There’s another curious aspect to these downgrades. Notice that in Table 1, the ABDC attributes six of the downgrade suggestions to a submission from UTS. In fact, that simultaneously understates and overstates the role of UTS in recommending the downgrading of non-mainstream journals. Firstly, UTS recommended every downgrade of non-mainstream journals in the list – the committee just made its downgrade of two of them less severe than UTS recommended. So UTS played the leading role in downgrading non-mainstream journals.
But secondly, the ABDC’s public documents reveal that among these recommendations were all the product of one person. For example, a single person's recommendation to downgrade the History of Political Economy (the leading journal in the history of economic thought, known by its acronym HOPE ) from an A to a C was countered by the recommendations from three specialists in the history of economic thought – Professors William Coleman of the ANU and Tony Aspromorgos of Sydney University, and Alex Millmow from the University of Ballarat – that HOPE be upgraded from an A to an A*. Why, given such conflicting advice, did the ABDC not leave HOPE where it was as an A journal – or even go with the majority recommendation and promote it to an A*?

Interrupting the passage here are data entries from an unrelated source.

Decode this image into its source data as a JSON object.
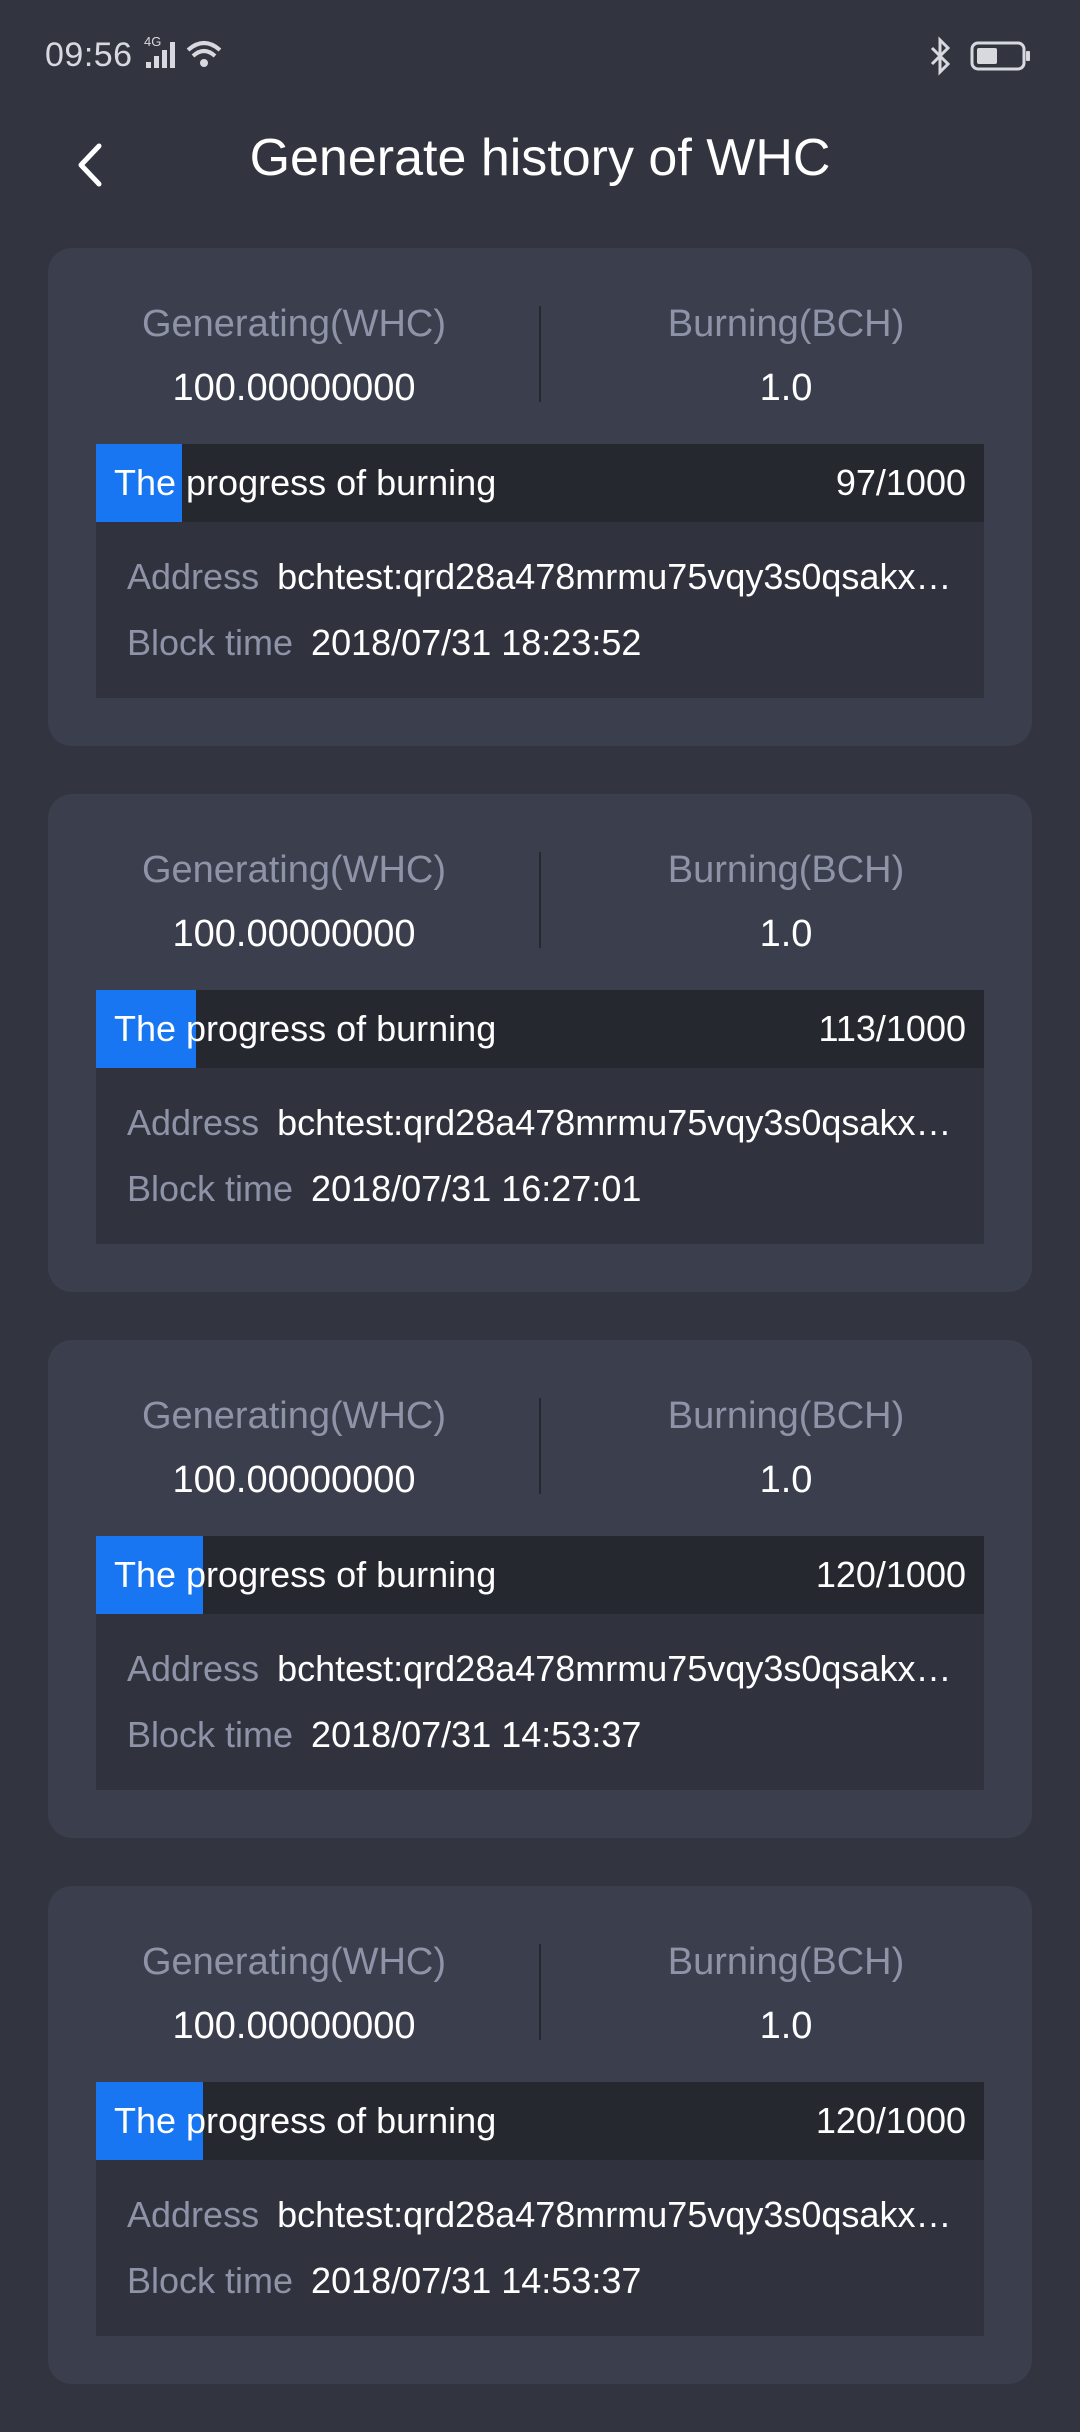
{
  "status_bar": {
    "time": "09:56",
    "network": "4G",
    "icons": [
      "signal-icon",
      "wifi-icon",
      "bluetooth-icon",
      "battery-icon"
    ]
  },
  "header": {
    "title": "Generate history of WHC",
    "back_icon": "chevron-left-icon"
  },
  "colors": {
    "background": "#32353f",
    "card": "#3b3e4c",
    "progress_track": "#262830",
    "progress_fill": "#1876f2",
    "label": "#8f93a8"
  },
  "records": [
    {
      "generating_label": "Generating(WHC)",
      "generating_value": "100.00000000",
      "burning_label": "Burning(BCH)",
      "burning_value": "1.0",
      "progress_label": "The progress of burning",
      "progress_count": "97/1000",
      "progress_fraction": 0.097,
      "address_label": "Address",
      "address_value": "bchtest:qrd28a478mrmu75vqy3s0qsakx…",
      "block_time_label": "Block time",
      "block_time_value": "2018/07/31 18:23:52"
    },
    {
      "generating_label": "Generating(WHC)",
      "generating_value": "100.00000000",
      "burning_label": "Burning(BCH)",
      "burning_value": "1.0",
      "progress_label": "The progress of burning",
      "progress_count": "113/1000",
      "progress_fraction": 0.113,
      "address_label": "Address",
      "address_value": "bchtest:qrd28a478mrmu75vqy3s0qsakx…",
      "block_time_label": "Block time",
      "block_time_value": "2018/07/31 16:27:01"
    },
    {
      "generating_label": "Generating(WHC)",
      "generating_value": "100.00000000",
      "burning_label": "Burning(BCH)",
      "burning_value": "1.0",
      "progress_label": "The progress of burning",
      "progress_count": "120/1000",
      "progress_fraction": 0.12,
      "address_label": "Address",
      "address_value": "bchtest:qrd28a478mrmu75vqy3s0qsakx…",
      "block_time_label": "Block time",
      "block_time_value": "2018/07/31 14:53:37"
    },
    {
      "generating_label": "Generating(WHC)",
      "generating_value": "100.00000000",
      "burning_label": "Burning(BCH)",
      "burning_value": "1.0",
      "progress_label": "The progress of burning",
      "progress_count": "120/1000",
      "progress_fraction": 0.12,
      "address_label": "Address",
      "address_value": "bchtest:qrd28a478mrmu75vqy3s0qsakx…",
      "block_time_label": "Block time",
      "block_time_value": "2018/07/31 14:53:37"
    }
  ]
}
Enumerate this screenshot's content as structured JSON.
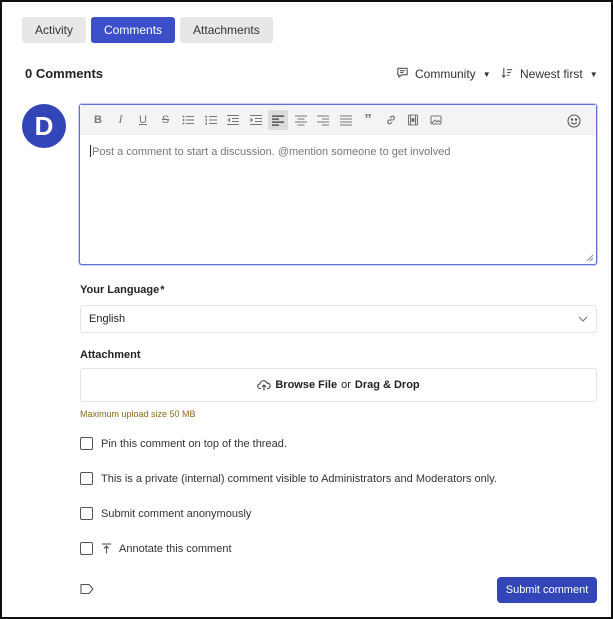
{
  "tabs": [
    {
      "label": "Activity",
      "active": false
    },
    {
      "label": "Comments",
      "active": true
    },
    {
      "label": "Attachments",
      "active": false
    }
  ],
  "comments": {
    "count_label": "0 Comments",
    "filter_label": "Community",
    "sort_label": "Newest first"
  },
  "avatar": {
    "initial": "D",
    "color": "#3346b8"
  },
  "editor": {
    "placeholder": "Post a comment to start a discussion. @mention someone to get involved",
    "toolbar": [
      "bold-icon",
      "italic-icon",
      "underline-icon",
      "strikethrough-icon",
      "bullet-list-icon",
      "numbered-list-icon",
      "outdent-icon",
      "indent-icon",
      "align-left-icon",
      "align-center-icon",
      "align-right-icon",
      "justify-icon",
      "quote-icon",
      "link-icon",
      "video-icon",
      "image-icon",
      "emoji-icon"
    ],
    "active_tool": "align-left-icon"
  },
  "language": {
    "label": "Your Language",
    "required_mark": "*",
    "value": "English"
  },
  "attachment": {
    "label": "Attachment",
    "browse": "Browse File",
    "or": "or",
    "drag": "Drag & Drop",
    "hint": "Maximum upload size 50 MB"
  },
  "options": [
    {
      "label": "Pin this comment on top of the thread.",
      "checked": false
    },
    {
      "label": "This is a private (internal) comment visible to Administrators and Moderators only.",
      "checked": false
    },
    {
      "label": "Submit comment anonymously",
      "checked": false
    },
    {
      "label": "Annotate this comment",
      "checked": false
    }
  ],
  "submit_label": "Submit comment",
  "colors": {
    "accent": "#3a4fc8",
    "hint": "#8a6a1a"
  }
}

If this destruction of economics is allowed to go ahead, then the field of economics at universities in Australia will be made even narrower than it now is. Unfortunately that is likely to happen, and there’s little that the public can do about it, since they’re not eligible to comment on the ABDC’s rules that stipulate: "feedback must emanate from within Australia or New Zealand AND come from one of three relevant stakeholder groups: (1) a Business School/Faculty, or from a non-business school or faculty deemed to have legitimate interest in the FoR codes covered by the ABDC List; (2) a relevant Peak Body representing academics; (3) an individual academic with formal affiliation to a university (minimum of 0.5 FTE position)."
But I think the non-academic community should still have a good, hard look at this anyway. We expect our deans to at least apply some critical thought to their role, and surely this should have led them to consider that, in the aftermath of the global financial crisis, suppressing the few journals that allowed non-mainstream economics to flourish was not a good idea.
Some questions to the Australian Business Deans Council might be appropriate. One might wonder how these downgrades are expected to contribute to the ABDC’s core mission of “the promotion of excellence in business education and research, and recognition of their value and contribution to the Australian economy and community in general”.
Steve Keen is author of Debunking Economics and the blog Debtwatch and is developer of the Minsky software program.